Dividend investors look for stable and growing income streams, using dividend metrics to assess potential investments. A company's dividend yield essentially measures the size of its dividend relative to the total market value of the company. Camel has a dividend yield of 3.17%, while CAR has a dividend yield of 1.92%. Beyond the yield itself, considering the growth and sustainability of these dividends is also crucial. Camel reports a 5-year dividend growth of 35.46% year and a payout ratio of 75.35%. On the other hand, CAR reports a 5-year dividend growth of 7.68% year and a payout ratio of 98.63%.

Value Investors:

Value investors focus on financial metrics to determine a stock's intrinsic value compared to its market value. The Price-to-Earnings (P/E) Ratio links stock price to a company's earnings per share, with Camel P/E ratio at 15.17 and CAR's P/E ratio at 57.51. Another crucial valuation metric is the Price-to-Book (P/B) Ratio, which compares stock price with book value per share.
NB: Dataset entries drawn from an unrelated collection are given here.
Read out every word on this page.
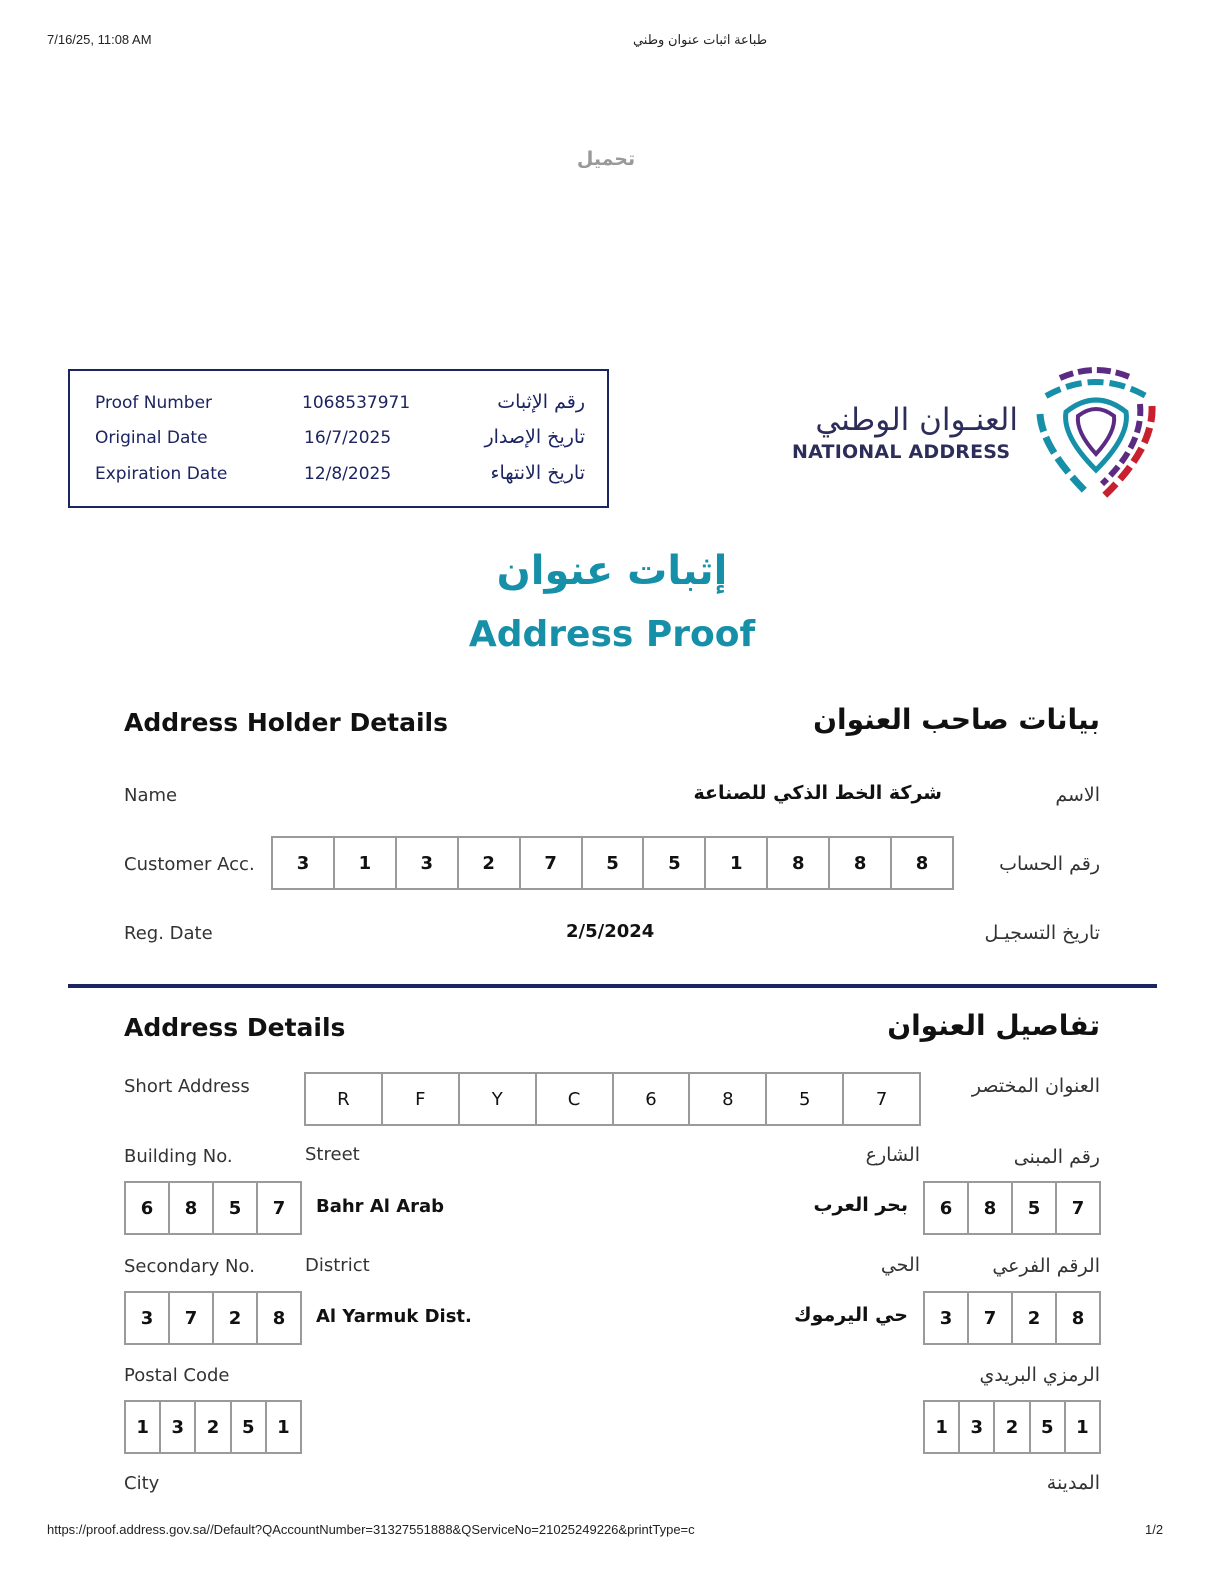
7/16/25, 11:08 AM	طباعة اثبات عنوان وطني
تحميل
Proof Number	1068537971	رقم الإثبات
Original Date	16/7/2025	تاريخ الإصدار
Expiration Date	12/8/2025	تاريخ الانتهاء
العنـوان الوطني
NATIONAL ADDRESS
إثبات عنوان
Address Proof
Address Holder Details	بيانات صاحب العنوان
Name	شركة الخط الذكي للصناعة	الاسم
Customer Acc.	3	1	3	2	7	5	5	1	8	8	8	رقم الحساب
Reg. Date	2/5/2024	تاريخ التسجيـل
Address Details	تفاصيل العنوان
Short Address
R	F	Y	C	6	8	5	7
العنوان المختصر
Building No.	Street	الشارع	رقم المبنى
6	8	5	7	Bahr Al Arab	بحر العرب	6	8	5	7
Secondary No.	District	الحي	الرقم الفرعي
3	7	2	8	Al Yarmuk Dist.	حي اليرموك	3	7	2	8
Postal Code	الرمزي البريدي
1	3	2	5	1	1	3	2	5	1
City	المدينة
https://proof.address.gov.sa//Default?QAccountNumber=31327551888&QServiceNo=21025249226&printType=c	1/2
Camel P/B ratio is 1.06 while CAR's P/B ratio is 4.98.

Growth Investors:

Growth investors prioritize metrics indicative of a company's expansion potential. Focusing on top-line growth, Camel has seen a 5-year revenue growth of 0.43%, while CAR's is 0.42%. Return on Equity (ROE) measures how effectively a company uses equity investment to generate earnings, with Camel's ROE at 6.99% and CAR's ROE at 8.54%.

Retail Investors:

Retail investors often consider stock affordability and company familiarity. For example, day low prices are ¥8.51 for Camel and A$37.68 for CAR. Over the past year, Camel's prices ranged from ¥6.06 to ¥9.63, with a yearly change of 58.91%. CAR's prices fluctuated between A$29.82 and A$42.70, with a yearly change of 43.21%. Brand recognition also plays a role, as familiarity with a company can influence investment decisions.